Или вот еще одна в том же роде песня:
Як выйду я на круту гору, Та й гляну по сыню моою —
Эй, Доле моя' Де ж ты водою, Доле, заплывла? Плыве чозын и выселычко, Сыдыть батько, мое сердычко —
Эй. Доле моя! Де ж ты водою. Доле, заплывла? Постий, човын, ны плывы, Я з батьком поговорю —
Эй, Доле моя! Де ж ты водою, Доле, заплывла? «Ой, рад бы я с тобою говорыть, Так бо повын човын воды набижить».
Эй, Доле моя! Де ж ты водою, Доле, заплывла?

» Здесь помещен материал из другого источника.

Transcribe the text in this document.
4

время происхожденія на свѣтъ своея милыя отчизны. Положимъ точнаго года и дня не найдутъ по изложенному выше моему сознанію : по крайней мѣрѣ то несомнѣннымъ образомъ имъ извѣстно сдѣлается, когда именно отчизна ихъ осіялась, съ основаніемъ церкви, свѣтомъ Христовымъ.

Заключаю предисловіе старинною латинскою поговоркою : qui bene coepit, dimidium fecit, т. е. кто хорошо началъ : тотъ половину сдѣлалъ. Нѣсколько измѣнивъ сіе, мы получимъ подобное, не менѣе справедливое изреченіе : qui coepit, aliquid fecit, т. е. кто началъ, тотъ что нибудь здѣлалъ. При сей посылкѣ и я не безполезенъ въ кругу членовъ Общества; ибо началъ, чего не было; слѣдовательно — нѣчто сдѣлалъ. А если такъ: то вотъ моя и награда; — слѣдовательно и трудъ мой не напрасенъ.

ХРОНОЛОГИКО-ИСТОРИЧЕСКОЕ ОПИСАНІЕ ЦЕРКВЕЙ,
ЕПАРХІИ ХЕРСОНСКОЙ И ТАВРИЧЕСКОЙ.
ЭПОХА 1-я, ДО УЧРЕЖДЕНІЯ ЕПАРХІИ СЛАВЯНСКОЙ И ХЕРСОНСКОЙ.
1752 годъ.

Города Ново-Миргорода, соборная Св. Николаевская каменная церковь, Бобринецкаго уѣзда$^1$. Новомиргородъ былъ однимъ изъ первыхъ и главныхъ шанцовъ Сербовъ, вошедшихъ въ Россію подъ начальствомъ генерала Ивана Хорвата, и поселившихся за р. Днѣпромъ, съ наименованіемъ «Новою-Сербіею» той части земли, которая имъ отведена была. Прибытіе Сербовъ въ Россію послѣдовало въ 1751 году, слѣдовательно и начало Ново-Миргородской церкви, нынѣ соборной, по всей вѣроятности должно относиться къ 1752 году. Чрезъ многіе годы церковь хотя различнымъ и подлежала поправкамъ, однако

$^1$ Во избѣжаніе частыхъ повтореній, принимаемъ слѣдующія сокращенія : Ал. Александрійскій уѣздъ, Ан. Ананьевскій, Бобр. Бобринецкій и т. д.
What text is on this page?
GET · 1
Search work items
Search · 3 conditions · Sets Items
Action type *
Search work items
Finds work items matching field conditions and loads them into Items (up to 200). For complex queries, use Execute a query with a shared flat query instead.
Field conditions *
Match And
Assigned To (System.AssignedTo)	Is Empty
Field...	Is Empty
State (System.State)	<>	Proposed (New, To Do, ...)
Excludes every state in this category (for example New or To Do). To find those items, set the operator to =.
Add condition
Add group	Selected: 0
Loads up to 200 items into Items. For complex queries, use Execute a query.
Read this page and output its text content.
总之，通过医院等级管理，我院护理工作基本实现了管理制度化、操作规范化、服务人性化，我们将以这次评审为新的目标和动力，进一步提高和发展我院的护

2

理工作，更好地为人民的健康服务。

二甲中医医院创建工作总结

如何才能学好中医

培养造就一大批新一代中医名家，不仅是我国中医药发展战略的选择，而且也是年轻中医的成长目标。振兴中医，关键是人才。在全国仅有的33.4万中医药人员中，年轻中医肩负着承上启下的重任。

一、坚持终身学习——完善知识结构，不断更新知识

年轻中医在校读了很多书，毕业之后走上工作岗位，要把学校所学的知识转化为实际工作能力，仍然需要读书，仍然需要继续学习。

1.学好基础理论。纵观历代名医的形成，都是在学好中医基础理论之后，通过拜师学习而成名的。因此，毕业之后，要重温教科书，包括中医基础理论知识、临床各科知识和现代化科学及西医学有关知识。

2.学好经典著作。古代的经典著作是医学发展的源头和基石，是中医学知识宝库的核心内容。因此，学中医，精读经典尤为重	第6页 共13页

Доля хотя уплывает иногда с водою и скрывается за морями, по словам песен, однако не оставляет без ответа упреков, когда ставится в вину ей то, что неизбежно вытекает из личной необузданной воли самого обвинителя. Здесь, по взгляду народа на судьбу, Недоля — горькая Доля — выступает со свойствами вменяемости, заслуженности. Народ говорит: «Робы, небоже, то й Бог поможе», говорит, что каждый человек своими делами кует себе счастье: «Всяк свого щастя коваль». Это признание за своей волей важного значения в деле устроения личного счастия указывает нам, между прочим, на одну глубокую черту в характере малоросса, именно на то, что идея фатализма не заглушила у народа идеи личной ответственности, вытекающей из сознания малороссом значения в практической жизни той свободной воли, какая характеризуется словами: я хочу.
Широкое распространение в Малороссии нижеследующей песни и множество ее вариантов говорят в пользу высказанного замечания.
Та йшов козак (чумак) з Дону, та з Дону додому,
Та й сив над водою, та й сив над водою.